Let’s go with non-fiction again.

The book is titled Priceless – How I Went Undercover to Rescue the World’s Stolen Treasures.

http://www.amazon.com/Priceless-Undercover-Rescue-Worlds-Treasures/dp/0307461475/ref=sr_1_1?s=books&ie=UTF8&qid=1280524320&sr=1-1

This is the true story of Robert K. Wittman (the book is co-authored by John Shiffman) who gave up his newspaper management position to work for the FBI.  After making this switch, he earned less than half of his previous income, but plunged into a field that kept him hungry for learning more.  After beginning the new job, Wittman focused on the crime he found most intriguing – art theft.  He read all he could about heists of world masterpieces, attended art classes, and eventually led teams to recover stolen art from throughout the world.  His story includes dealings with shady characters – including a collector who brazenly hung a stolen Norman Rockwell painting in his Brazilian home, a Santa Fe art dealer eager to sell an eagle- feather headdress, and a pair of hoodlums who swapped their stolen Rembrandt for a box of cash in a Danish hotel room.

The book intersperses details of sting operations with tales of personal tragedy.  It describes frustrations with bureaucracy, and recalls the author’s fears about dodgy operations.  Once, while in a luxury hotel room in Hollywood, Florida, Wittman met two French killers nicknamed Chocolate and Vanilla; after these men decided to kill him, Wittman needed to convince them otherwise.

Here’s an opening excerpt:

Miami, 2007

“The platinum Rolls-Royce with bulletproof windows glided east onto the Palmetto Expressway toward Miami Beach, six stolen paintings stashed in its armor-plated trunk.
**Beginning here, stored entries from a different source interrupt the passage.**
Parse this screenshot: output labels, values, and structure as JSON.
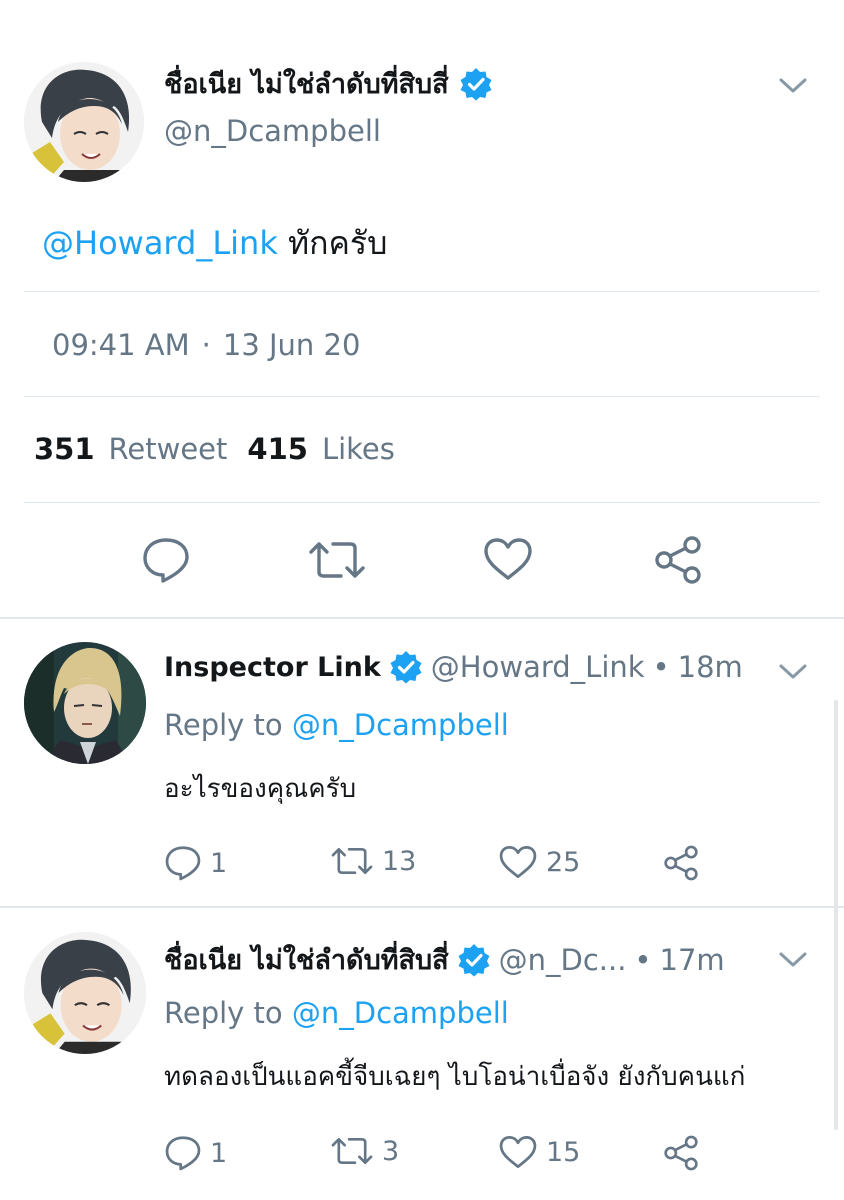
{
  "main_tweet": {
    "display_name": "ชื่อเนีย ไม่ใช่ลำดับที่สิบสี่",
    "handle": "@n_Dcampbell",
    "body_mention": "@Howard_Link",
    "body_text": "ทักครับ",
    "time": "09:41 AM",
    "dot": "·",
    "date": "13 Jun 20",
    "retweet_count": "351",
    "retweet_label": "Retweet",
    "likes_count": "415",
    "likes_label": "Likes"
  },
  "replies": [
    {
      "display_name": "Inspector Link",
      "handle": "@Howard_Link",
      "dot": "•",
      "time": "18m",
      "reply_to_label": "Reply to",
      "reply_to_mention": "@n_Dcampbell",
      "text": "อะไรของคุณครับ",
      "reply_count": "1",
      "retweet_count": "13",
      "like_count": "25"
    },
    {
      "display_name": "ชื่อเนีย ไม่ใช่ลำดับที่สิบสี่",
      "handle": "@n_Dc...",
      "dot": "•",
      "time": "17m",
      "reply_to_label": "Reply to",
      "reply_to_mention": "@n_Dcampbell",
      "text": "ทดลองเป็นแอคขี้จีบเฉยๆ ไบโอน่าเบื่อจัง ยังกับคนแก่",
      "reply_count": "1",
      "retweet_count": "3",
      "like_count": "15"
    }
  ],
  "colors": {
    "accent": "#1da1f2",
    "muted": "#657786",
    "divider": "#e1e8ed",
    "text": "#14171a"
  },
  "icons": [
    "verified-badge-icon",
    "chevron-down-icon",
    "reply-icon",
    "retweet-icon",
    "like-icon",
    "share-icon"
  ]
}
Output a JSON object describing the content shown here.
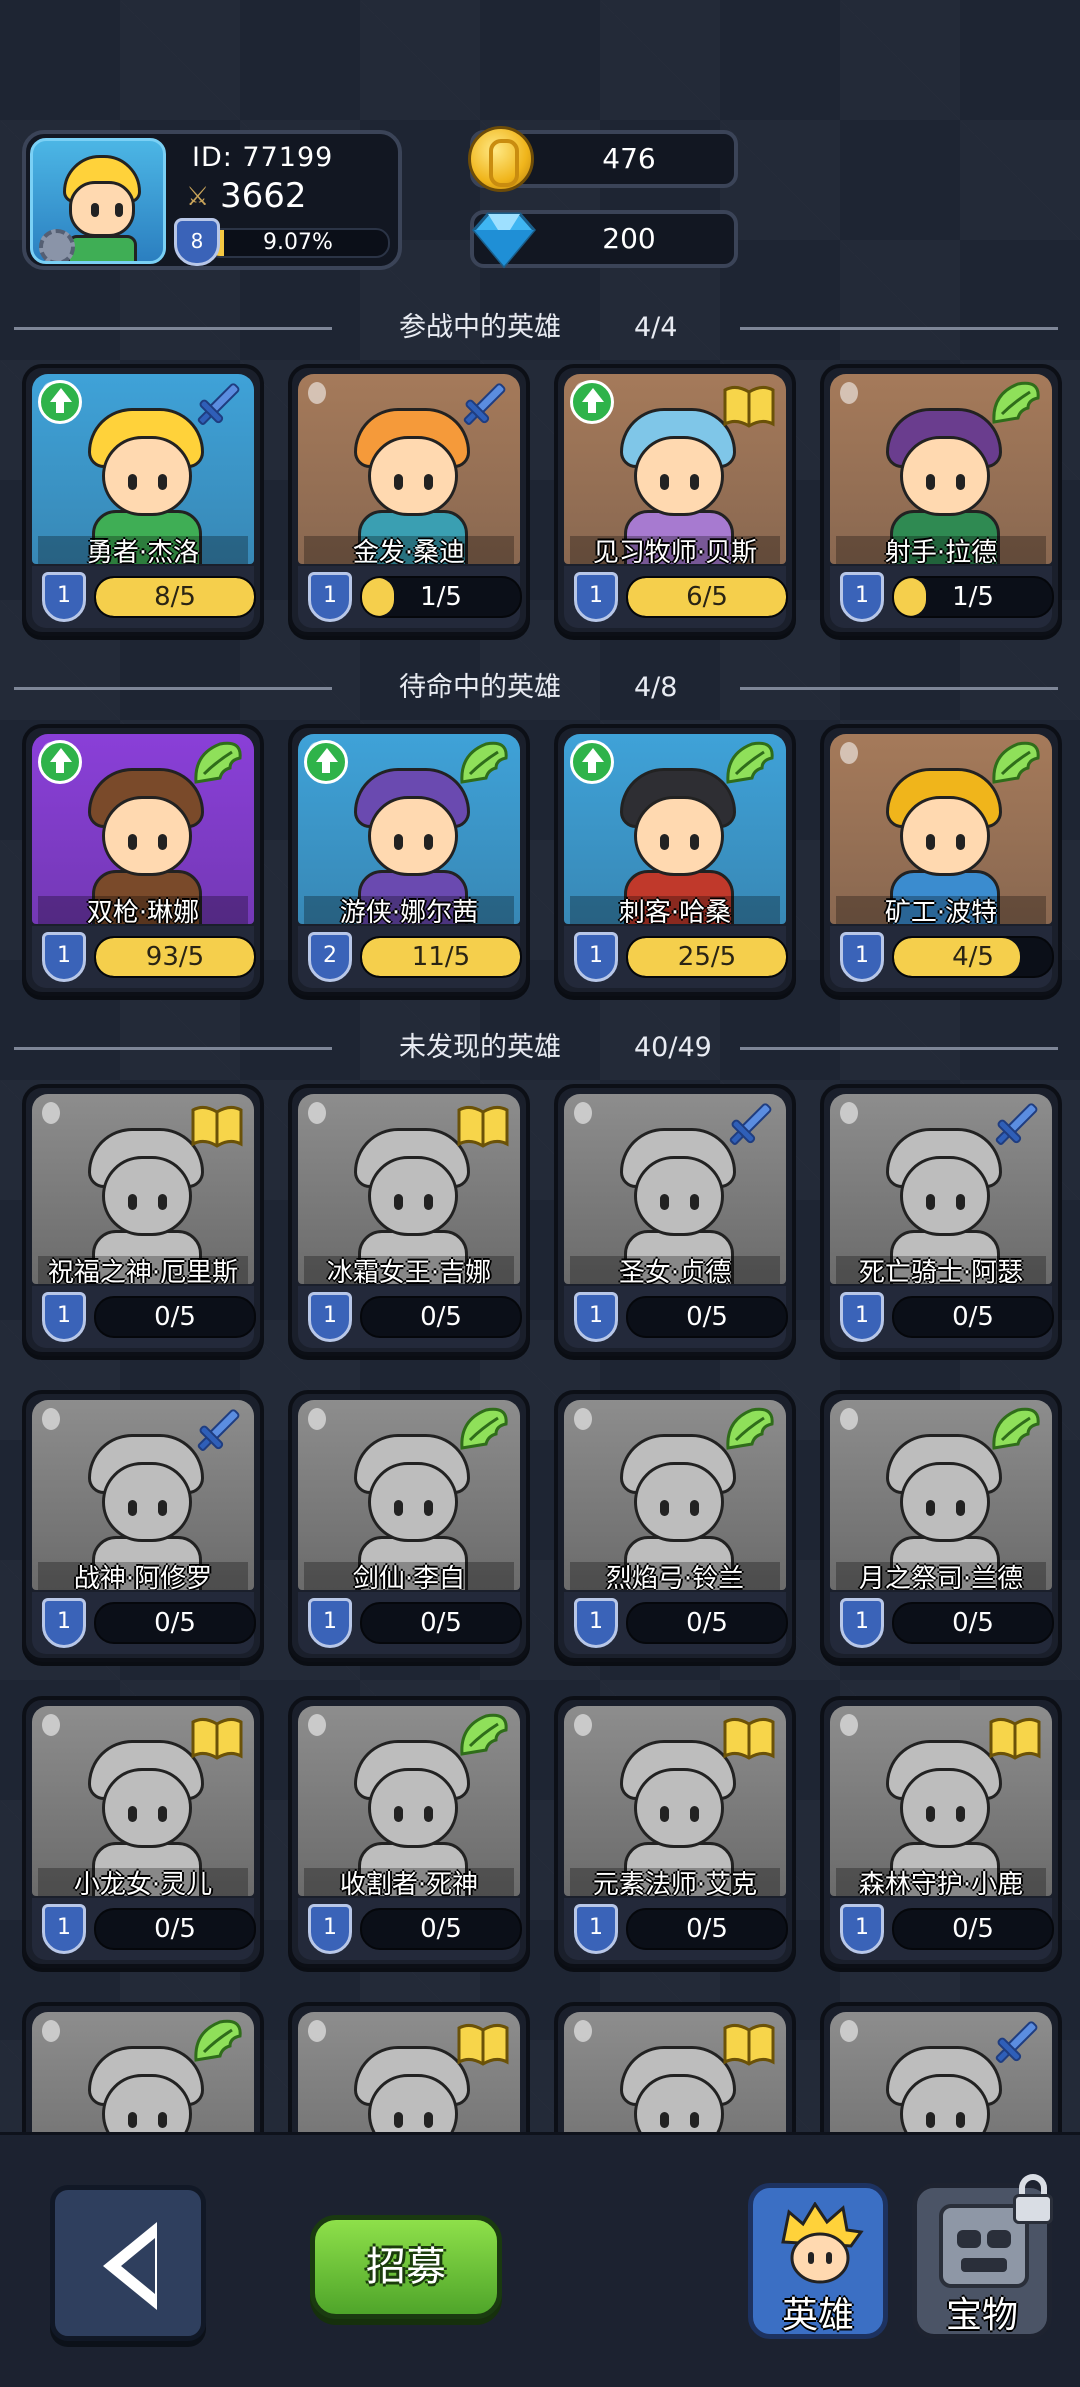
{
  "player": {
    "id_label": "ID:  77199",
    "power": "3662",
    "level": "8",
    "exp_percent": "9.07%",
    "exp_fraction": 0.0907
  },
  "currency": {
    "gold": "476",
    "gems": "200"
  },
  "sections": {
    "deployed": {
      "title": "参战中的英雄",
      "count": "4/4"
    },
    "standby": {
      "title": "待命中的英雄",
      "count": "4/8"
    },
    "undiscovered": {
      "title": "未发现的英雄",
      "count": "40/49"
    }
  },
  "deployed_heroes": [
    {
      "name": "勇者·杰洛",
      "level": "1",
      "shards": "8/5",
      "fill": 1.0,
      "class_icon": "sword-icon",
      "upgrade": true,
      "bg": "#3fa2d8",
      "hair": "#ffd23a",
      "skin": "#ffd9b0",
      "outfit": "#3fae55"
    },
    {
      "name": "金发·桑迪",
      "level": "1",
      "shards": "1/5",
      "fill": 0.2,
      "class_icon": "sword-icon",
      "upgrade": false,
      "bg": "#a57a5a",
      "hair": "#f59a3a",
      "skin": "#ffd9b0",
      "outfit": "#3a9fb2"
    },
    {
      "name": "见习牧师·贝斯",
      "level": "1",
      "shards": "6/5",
      "fill": 1.0,
      "class_icon": "book-icon",
      "upgrade": true,
      "bg": "#a57a5a",
      "hair": "#7fc6e8",
      "skin": "#ffd9b0",
      "outfit": "#a77ad0"
    },
    {
      "name": "射手·拉德",
      "level": "1",
      "shards": "1/5",
      "fill": 0.2,
      "class_icon": "wing-icon",
      "upgrade": false,
      "bg": "#a57a5a",
      "hair": "#6a3d8e",
      "skin": "#ffd9b0",
      "outfit": "#2f8a52"
    }
  ],
  "standby_heroes": [
    {
      "name": "双枪·琳娜",
      "level": "1",
      "shards": "93/5",
      "fill": 1.0,
      "class_icon": "wing-icon",
      "upgrade": true,
      "bg": "#8a3fd8",
      "hair": "#7a4a2a",
      "skin": "#ffd9b0",
      "outfit": "#7a4a2a"
    },
    {
      "name": "游侠·娜尔茜",
      "level": "2",
      "shards": "11/5",
      "fill": 1.0,
      "class_icon": "wing-icon",
      "upgrade": true,
      "bg": "#3fa2d8",
      "hair": "#6a4ab0",
      "skin": "#ffd9b0",
      "outfit": "#6a4ab0"
    },
    {
      "name": "刺客·哈桑",
      "level": "1",
      "shards": "25/5",
      "fill": 1.0,
      "class_icon": "wing-icon",
      "upgrade": true,
      "bg": "#3fa2d8",
      "hair": "#2e2e33",
      "skin": "#ffd9b0",
      "outfit": "#c0392b"
    },
    {
      "name": "矿工·波特",
      "level": "1",
      "shards": "4/5",
      "fill": 0.8,
      "class_icon": "wing-icon",
      "upgrade": false,
      "bg": "#a57a5a",
      "hair": "#f0b51b",
      "skin": "#ffd9b0",
      "outfit": "#3b8ccf"
    }
  ],
  "undiscovered_heroes": [
    {
      "name": "祝福之神·厄里斯",
      "level": "1",
      "shards": "0/5",
      "fill": 0,
      "class_icon": "book-icon"
    },
    {
      "name": "冰霜女王·吉娜",
      "level": "1",
      "shards": "0/5",
      "fill": 0,
      "class_icon": "book-icon"
    },
    {
      "name": "圣女·贞德",
      "level": "1",
      "shards": "0/5",
      "fill": 0,
      "class_icon": "sword-icon"
    },
    {
      "name": "死亡骑士·阿瑟",
      "level": "1",
      "shards": "0/5",
      "fill": 0,
      "class_icon": "sword-icon"
    },
    {
      "name": "战神·阿修罗",
      "level": "1",
      "shards": "0/5",
      "fill": 0,
      "class_icon": "sword-icon"
    },
    {
      "name": "剑仙·李白",
      "level": "1",
      "shards": "0/5",
      "fill": 0,
      "class_icon": "wing-icon"
    },
    {
      "name": "烈焰弓·铃兰",
      "level": "1",
      "shards": "0/5",
      "fill": 0,
      "class_icon": "wing-icon"
    },
    {
      "name": "月之祭司·兰德",
      "level": "1",
      "shards": "0/5",
      "fill": 0,
      "class_icon": "wing-icon"
    },
    {
      "name": "小龙女·灵儿",
      "level": "1",
      "shards": "0/5",
      "fill": 0,
      "class_icon": "book-icon"
    },
    {
      "name": "收割者·死神",
      "level": "1",
      "shards": "0/5",
      "fill": 0,
      "class_icon": "wing-icon"
    },
    {
      "name": "元素法师·艾克",
      "level": "1",
      "shards": "0/5",
      "fill": 0,
      "class_icon": "book-icon"
    },
    {
      "name": "森林守护·小鹿",
      "level": "1",
      "shards": "0/5",
      "fill": 0,
      "class_icon": "book-icon"
    },
    {
      "name": "",
      "level": "",
      "shards": "",
      "fill": 0,
      "class_icon": "wing-icon"
    },
    {
      "name": "",
      "level": "",
      "shards": "",
      "fill": 0,
      "class_icon": "book-icon"
    },
    {
      "name": "",
      "level": "",
      "shards": "",
      "fill": 0,
      "class_icon": "book-icon"
    },
    {
      "name": "",
      "level": "",
      "shards": "",
      "fill": 0,
      "class_icon": "sword-icon"
    }
  ],
  "bottom_bar": {
    "recruit_label": "招募",
    "heroes_tab_label": "英雄",
    "treasure_tab_label": "宝物"
  }
}
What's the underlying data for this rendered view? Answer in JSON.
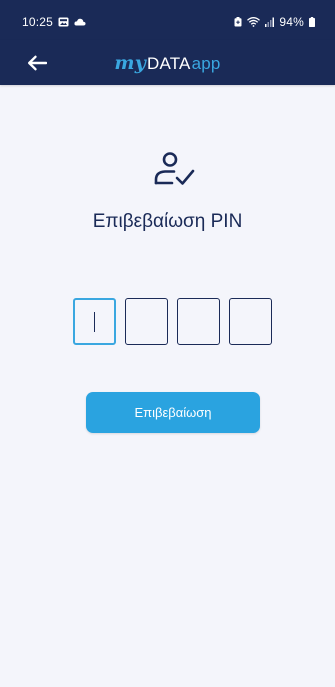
{
  "status_bar": {
    "time": "10:25",
    "battery": "94%",
    "left_icons": [
      "gallery-icon",
      "cloud-icon"
    ],
    "right_icons": [
      "battery-saver-icon",
      "wifi-icon",
      "signal-icon",
      "battery-icon"
    ]
  },
  "header": {
    "logo_my": "my",
    "logo_data": "DATA",
    "logo_app": "app",
    "back_icon": "arrow-left-icon"
  },
  "main": {
    "icon": "user-check-icon",
    "title": "Επιβεβαίωση PIN",
    "pin_fields": [
      {
        "value": "",
        "active": true
      },
      {
        "value": "",
        "active": false
      },
      {
        "value": "",
        "active": false
      },
      {
        "value": "",
        "active": false
      }
    ],
    "confirm_label": "Επιβεβαίωση"
  },
  "colors": {
    "header_bg": "#1a2a57",
    "accent": "#2aa3e0",
    "page_bg": "#f4f5fb",
    "text_primary": "#1a2a57"
  }
}
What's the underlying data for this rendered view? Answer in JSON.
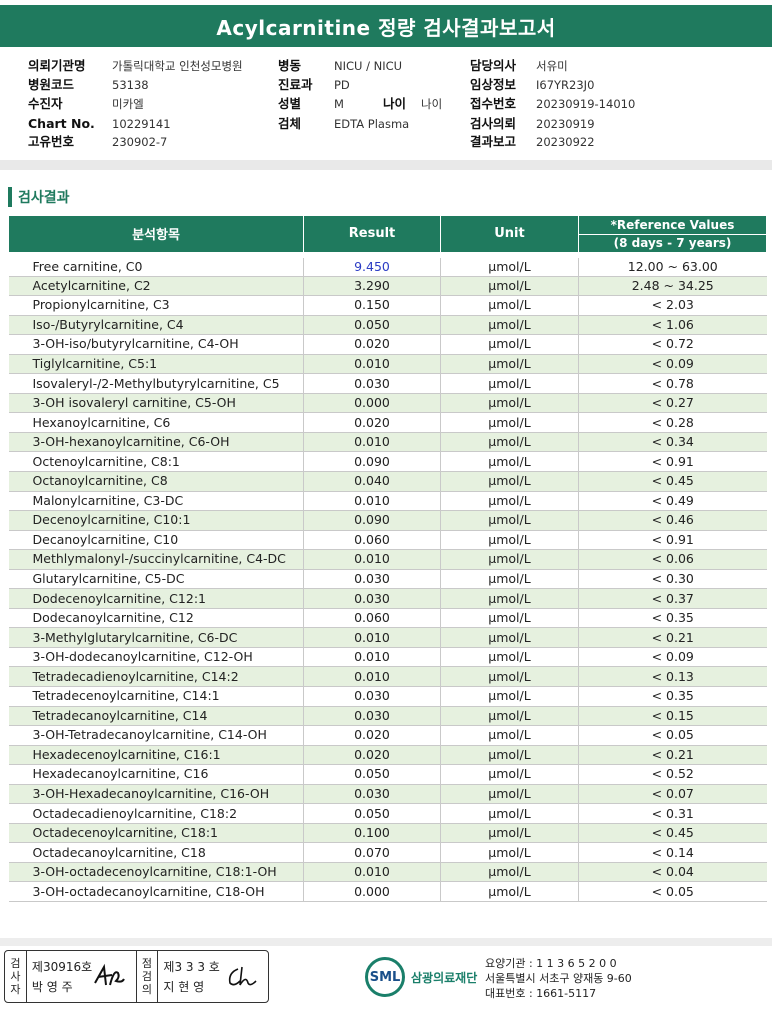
{
  "report": {
    "title": "Acylcarnitine 정량 검사결과보고서"
  },
  "patient": {
    "col1": [
      {
        "label": "의뢰기관명",
        "value": "가톨릭대학교 인천성모병원"
      },
      {
        "label": "병원코드",
        "value": "53138"
      },
      {
        "label": "수진자",
        "value": "미카엘"
      },
      {
        "label": "Chart No.",
        "value": "10229141"
      },
      {
        "label": "고유번호",
        "value": "230902-7"
      }
    ],
    "col2": [
      {
        "label": "병동",
        "value": "NICU / NICU"
      },
      {
        "label": "진료과",
        "value": "PD"
      },
      {
        "label": "성별",
        "value": "M"
      },
      {
        "label": "검체",
        "value": "EDTA Plasma"
      }
    ],
    "age_label": "나이",
    "age_value": "나이",
    "col3": [
      {
        "label": "담당의사",
        "value": "서유미"
      },
      {
        "label": "임상정보",
        "value": "I67YR23J0"
      },
      {
        "label": "접수번호",
        "value": "20230919-14010"
      },
      {
        "label": "검사의뢰",
        "value": "20230919"
      },
      {
        "label": "결과보고",
        "value": "20230922"
      }
    ]
  },
  "results": {
    "section_title": "검사결과",
    "headers": {
      "item": "분석항목",
      "result": "Result",
      "unit": "Unit",
      "ref_title": "*Reference Values",
      "ref_range": "(8 days - 7 years)"
    },
    "rows": [
      {
        "name": "Free carnitine, C0",
        "result": "9.450",
        "unit": "μmol/L",
        "ref": "12.00 ~ 63.00"
      },
      {
        "name": "Acetylcarnitine, C2",
        "result": "3.290",
        "unit": "μmol/L",
        "ref": "2.48 ~ 34.25"
      },
      {
        "name": "Propionylcarnitine, C3",
        "result": "0.150",
        "unit": "μmol/L",
        "ref": "< 2.03"
      },
      {
        "name": "Iso-/Butyrylcarnitine, C4",
        "result": "0.050",
        "unit": "μmol/L",
        "ref": "< 1.06"
      },
      {
        "name": "3-OH-iso/butyrylcarnitine, C4-OH",
        "result": "0.020",
        "unit": "μmol/L",
        "ref": "< 0.72"
      },
      {
        "name": "Tiglylcarnitine, C5:1",
        "result": "0.010",
        "unit": "μmol/L",
        "ref": "< 0.09"
      },
      {
        "name": "Isovaleryl-/2-Methylbutyrylcarnitine, C5",
        "result": "0.030",
        "unit": "μmol/L",
        "ref": "< 0.78"
      },
      {
        "name": "3-OH isovaleryl carnitine, C5-OH",
        "result": "0.000",
        "unit": "μmol/L",
        "ref": "< 0.27"
      },
      {
        "name": "Hexanoylcarnitine, C6",
        "result": "0.020",
        "unit": "μmol/L",
        "ref": "< 0.28"
      },
      {
        "name": "3-OH-hexanoylcarnitine, C6-OH",
        "result": "0.010",
        "unit": "μmol/L",
        "ref": "< 0.34"
      },
      {
        "name": "Octenoylcarnitine, C8:1",
        "result": "0.090",
        "unit": "μmol/L",
        "ref": "< 0.91"
      },
      {
        "name": "Octanoylcarnitine, C8",
        "result": "0.040",
        "unit": "μmol/L",
        "ref": "< 0.45"
      },
      {
        "name": "Malonylcarnitine, C3-DC",
        "result": "0.010",
        "unit": "μmol/L",
        "ref": "< 0.49"
      },
      {
        "name": "Decenoylcarnitine, C10:1",
        "result": "0.090",
        "unit": "μmol/L",
        "ref": "< 0.46"
      },
      {
        "name": "Decanoylcarnitine, C10",
        "result": "0.060",
        "unit": "μmol/L",
        "ref": "< 0.91"
      },
      {
        "name": "Methlymalonyl-/succinylcarnitine, C4-DC",
        "result": "0.010",
        "unit": "μmol/L",
        "ref": "< 0.06"
      },
      {
        "name": "Glutarylcarnitine, C5-DC",
        "result": "0.030",
        "unit": "μmol/L",
        "ref": "< 0.30"
      },
      {
        "name": "Dodecenoylcarnitine, C12:1",
        "result": "0.030",
        "unit": "μmol/L",
        "ref": "< 0.37"
      },
      {
        "name": "Dodecanoylcarnitine, C12",
        "result": "0.060",
        "unit": "μmol/L",
        "ref": "< 0.35"
      },
      {
        "name": "3-Methylglutarylcarnitine, C6-DC",
        "result": "0.010",
        "unit": "μmol/L",
        "ref": "< 0.21"
      },
      {
        "name": "3-OH-dodecanoylcarnitine, C12-OH",
        "result": "0.010",
        "unit": "μmol/L",
        "ref": "< 0.09"
      },
      {
        "name": "Tetradecadienoylcarnitine, C14:2",
        "result": "0.010",
        "unit": "μmol/L",
        "ref": "< 0.13"
      },
      {
        "name": "Tetradecenoylcarnitine, C14:1",
        "result": "0.030",
        "unit": "μmol/L",
        "ref": "< 0.35"
      },
      {
        "name": "Tetradecanoylcarnitine, C14",
        "result": "0.030",
        "unit": "μmol/L",
        "ref": "< 0.15"
      },
      {
        "name": "3-OH-Tetradecanoylcarnitine, C14-OH",
        "result": "0.020",
        "unit": "μmol/L",
        "ref": "< 0.05"
      },
      {
        "name": "Hexadecenoylcarnitine, C16:1",
        "result": "0.020",
        "unit": "μmol/L",
        "ref": "< 0.21"
      },
      {
        "name": "Hexadecanoylcarnitine, C16",
        "result": "0.050",
        "unit": "μmol/L",
        "ref": "< 0.52"
      },
      {
        "name": "3-OH-Hexadecanoylcarnitine, C16-OH",
        "result": "0.030",
        "unit": "μmol/L",
        "ref": "< 0.07"
      },
      {
        "name": "Octadecadienoylcarnitine, C18:2",
        "result": "0.050",
        "unit": "μmol/L",
        "ref": "< 0.31"
      },
      {
        "name": "Octadecenoylcarnitine, C18:1",
        "result": "0.100",
        "unit": "μmol/L",
        "ref": "< 0.45"
      },
      {
        "name": "Octadecanoylcarnitine, C18",
        "result": "0.070",
        "unit": "μmol/L",
        "ref": "< 0.14"
      },
      {
        "name": "3-OH-octadecenoylcarnitine, C18:1-OH",
        "result": "0.010",
        "unit": "μmol/L",
        "ref": "< 0.04"
      },
      {
        "name": "3-OH-octadecanoylcarnitine, C18-OH",
        "result": "0.000",
        "unit": "μmol/L",
        "ref": "< 0.05"
      }
    ]
  },
  "signatures": {
    "examiner_label": "검사자",
    "examiner_no": "제30916호",
    "examiner_name": "박 영 주",
    "reviewer_label": "점검의",
    "reviewer_no": "제3 3 3 호",
    "reviewer_name": "지 현 영"
  },
  "org": {
    "logo_mark": "SML",
    "logo_name": "삼광의료재단",
    "code_line": "요양기관 : 1 1 3 6 5 2 0 0",
    "address_line": "서울특별시 서초구 양재동 9-60",
    "phone_line": "대표번호 : 1661-5117"
  }
}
“Great works by Degas, Dali, Klimt, O’Keefe, Soutine, and Chagall were piled rudely in the rear, wrapped individually in thin brown paper and clear packing tape.  In the driver’s seat, a Parisian millionaire named Laurenz Cogniat pushed the three-ton beast hard.  He entered the left lane approaching eighty, then ninety miles an hour, the vehicle’s menacing stainless-steel grille leading the way.”

[2010, Crown Publishers, New York]

This opening scene will keep you hungry for at least another paragraph.  So – what wine goes well with this story?  The chapter is both serious and fun (it describes how the author took two hoods on a cruise of Miami Harbor.  The boat was filled with Colombian drug dealers as well as their bikini clad, champagne-sipping playmates – all of them actually undercover FBI agents).

This suspenseful opening is playful.  For this, let’s try a Spanish Tempranillo.  The wine is versatile.  It’s bold, serious, yet smooth.  It does a grand job of blending mineral tastes with fruit flavors.

Lush Spanish hills, aching to produce luscious Tempranillo grapes

Which Tempranillo to choose?

One inexpensive, readily available bottle, is Don Quixote Tempranillo 2008; alternatively, a Valduero Crianza 2005 will do the trick.  For both, make sure to pour them in your glass before leaving it alone for ten minutes.  This gives the juice time to wake up, inhale a bit of air, and sync  up with the room temperature.  Next, take a sizable sniff of that bad boy, sniff it again, and then start sipping your way into the world of stolen art, dysfunctional criminals, and beautiful retrievals.